Nunca faltaban, por supuesto, mal intencionados y envidiosos que se acercaran al oído de las bellezas para destruir el efecto de la galantería, con la insidia de que las flores del bouquet les llegaban de segunda mano. Sospechar que la ofrenda del vate pudiera haber sido llorosa corona fúnebre aquella mañana misma, las enfurecía a veces, y no sin razón, contra quien así osaba obsequiarlas con despojos de la muerte. Otras optaban por creer sus vehementes desmentidos; y ni siquiera faltaba alguna que, más corrida o filósofa, acogiera con risillas cínicas a Ataúde cuando, para sincerarse, acudía a visitarla en la Pensión Lusitana, que era donde las artistas solían tomar alojamiento, y le riera la gracia, estimándole a pesar de todo su buena voluntad.

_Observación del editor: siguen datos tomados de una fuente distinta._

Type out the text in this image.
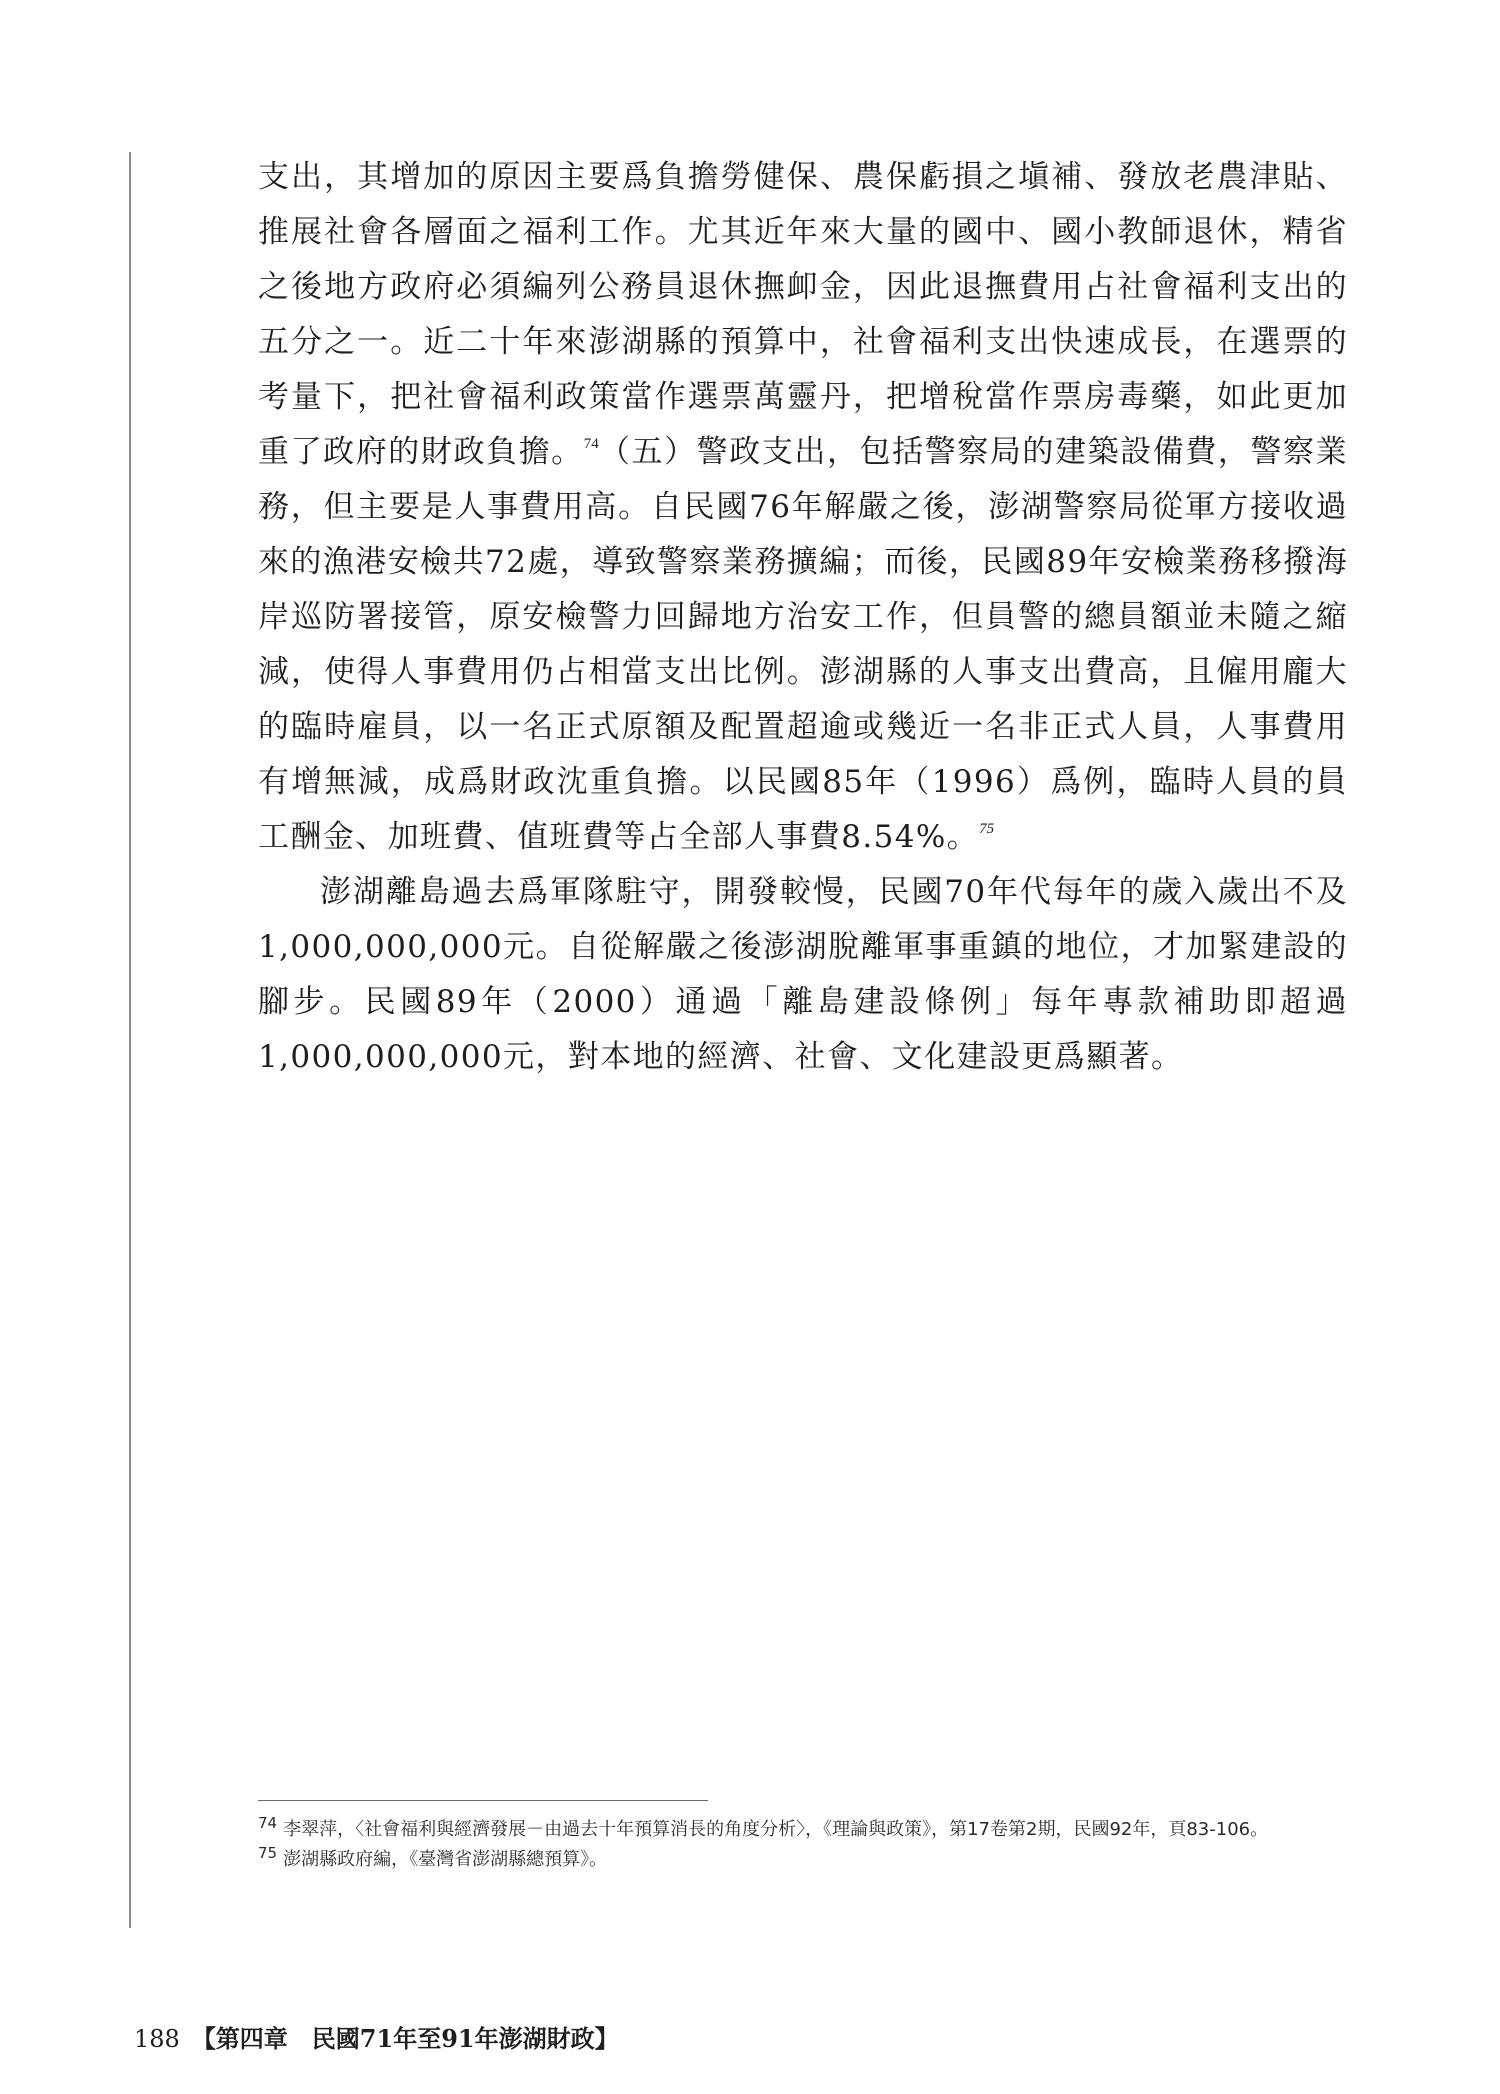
支出，其增加的原因主要爲負擔勞健保、農保虧損之塡補、發放老農津貼、推展社會各層面之福利工作。尤其近年來大量的國中、國小教師退休，精省之後地方政府必須編列公務員退休撫卹金，因此退撫費用占社會福利支出的五分之一。近二十年來澎湖縣的預算中，社會福利支出快速成長，在選票的考量下，把社會福利政策當作選票萬靈丹，把增稅當作票房毒藥，如此更加重了政府的財政負擔。$^{74}$（五）警政支出，包括警察局的建築設備費，警察業務，但主要是人事費用高。自民國76年解嚴之後，澎湖警察局從軍方接收過來的漁港安檢共72處，導致警察業務擴編；而後，民國89年安檢業務移撥海岸巡防署接管，原安檢警力回歸地方治安工作，但員警的總員額並未隨之縮減，使得人事費用仍占相當支出比例。澎湖縣的人事支出費高，且僱用龐大的臨時雇員，以一名正式原額及配置超逾或幾近一名非正式人員，人事費用有增無減，成爲財政沈重負擔。以民國85年（1996）爲例，臨時人員的員工酬金、加班費、值班費等占全部人事費8.54%。$^{75}$

澎湖離島過去爲軍隊駐守，開發較慢，民國70年代每年的歲入歲出不及1,000,000,000元。自從解嚴之後澎湖脫離軍事重鎮的地位，才加緊建設的腳步。民國89年（2000）通過「離島建設條例」每年專款補助即超過1,000,000,000元，對本地的經濟、社會、文化建設更爲顯著。

$^{74}$ 李翠萍，〈社會福利與經濟發展－由過去十年預算消長的角度分析〉，《理論與政策》，第17卷第2期，民國92年，頁83-106。

$^{75}$ 澎湖縣政府編，《臺灣省澎湖縣總預算》。

188 【第四章　民國71年至91年澎湖財政】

Ahí, en el vestíbulo o recibidor de la Pensión Lusitana, sobre ese divancito que había presenciado varios de sus triunfos y también alguna derrota, tuvo comienzo, precisamente, el idilio a resultas del cual, la encantadora ninfa conocida en las tablas por Flor del Monte, llegaría a convertirse en esposa de nuestro Homero; ahí fue donde el sensible corazón del poeta quedó anegado por el raudal de aquellas lágrimas inocentes… Pues la que pronto pasaría a ser doña Flora Montes de Ataíde (el nom de guerre, Flor del Monte, apenas disfrazaba su verdadero nombre civil, Flora Montes y García, hija de legítimo matrimonio), esta delicada criaturita acababa de sufrir, en efecto, brutal ultraje por parte de unos señoritos imbéciles, y se mostraba, claro está, abatidísima. La injusticia que se le había hecho, y su irrestañable desconsuelo, fueron bastante para sublevar los nobles sentimientos del poeta, poniéndole resueltamente de parte suya.

Pues, hay que confesarlo, hasta ese momento él, como los demás, como la ciudad entera, había estado vacilando en sus preferencias entre la gentil rubia cuya espiritualidad triunfada, arrolladora, en sus danzas, sobre todo en la de los velos, siempre muy aplaudida, y la otra luminaria, Asunta, la Criolla de Fuego, morocha simpática que, poseyendo sin duda menos recursos artísticos, apelaba a las armas desleales del meneo y de la indecencia para derrotar a su rival.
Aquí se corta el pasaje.